Сурриагарте! Не может быть! У него такая слава! Он же считается одним из самых честных и искренних политиков в Испании. Ведь это он сказал: «Без этики нет политики»!
– Не может быть… – промямлила я.
– Да, поверить трудно. Меня это тоже удивило, – сказала судья. – Хотя теперь я начинаю понимать, как все это происходило. То есть как все это происходит. Вот смотрите – пусть это всего лишь оперативная гипотеза, но все же… Предположим, вас назначают главой министерства, которое связано с мафией. Не все сотрудники, конечно, но многие. И вот вас назначают министром, и вы принимаете этот пост. О вашем назначении пишут газеты, вы вступаете в должность, вы приносите присягу, обещаете сделать то-то и то- то, вас фотографируют, вас поздравляют… и вот вы, преисполненная гордости и суетного тщеславия, переступаете порог вашего кабинета. А там вас ждет маленький человечек с черным портфелем. Вы уже поговорили с предыдущим министром, вы осведомлены об общем положении дел, вам уже представили секретарей, помощников секретарей, помощников помощников секретарей, но никто и словом не обмолвился о маленьком человечке с черным портфелем. И вот этот человечек аккуратно закрывает дверь и раскрывает свой портфель.
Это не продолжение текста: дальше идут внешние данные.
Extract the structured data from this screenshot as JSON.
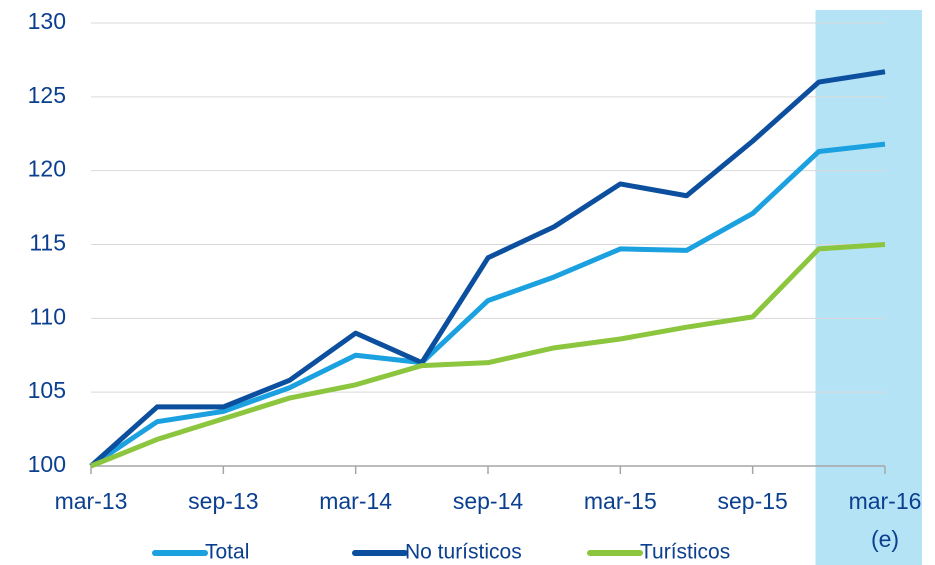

И оттуда начинают выползать змеи и жабы: каким преступникам мы платим, кто совершает для нас хищения, как распределяются коррупционные деньги по всей иерархической лестнице министерства. И сколько на нашем счету покойников – поскольку в портфеле есть и убийства. Тогда у вас есть два пути: или немедленно отказаться от назначения, учитывая все последствия, которые повлечет за собой такой грандиозный скандал, или привыкнуть к мысли, что это – неотъемлемая часть министерских обязанностей.
He знаю, почему я не отказалась помочь судье Мартине, ведь я пришла в ужас от ее рассказа. Она еще не закончила говорить, а я уже приняла глупое решение – стану героиней. Может, из эгоцентризма: мы же все думаем, что незаменимы. Или меня подхлестнуло отвращение.
– Хорошо. Я остаюсь.
Судья на мгновение прикрыла глаза и вздохнула.
– Спасибо.
Теперь жалкий кабинет казался мне уже не удушающим инкубатором, а кораблем без руля и без ветрил, лодчонкой, куда набились спасшиеся от кораблекрушений – сначала женщины и дети, – окруженной морем, в котором кишат акулы. Младенец снова невыносимо заверещал.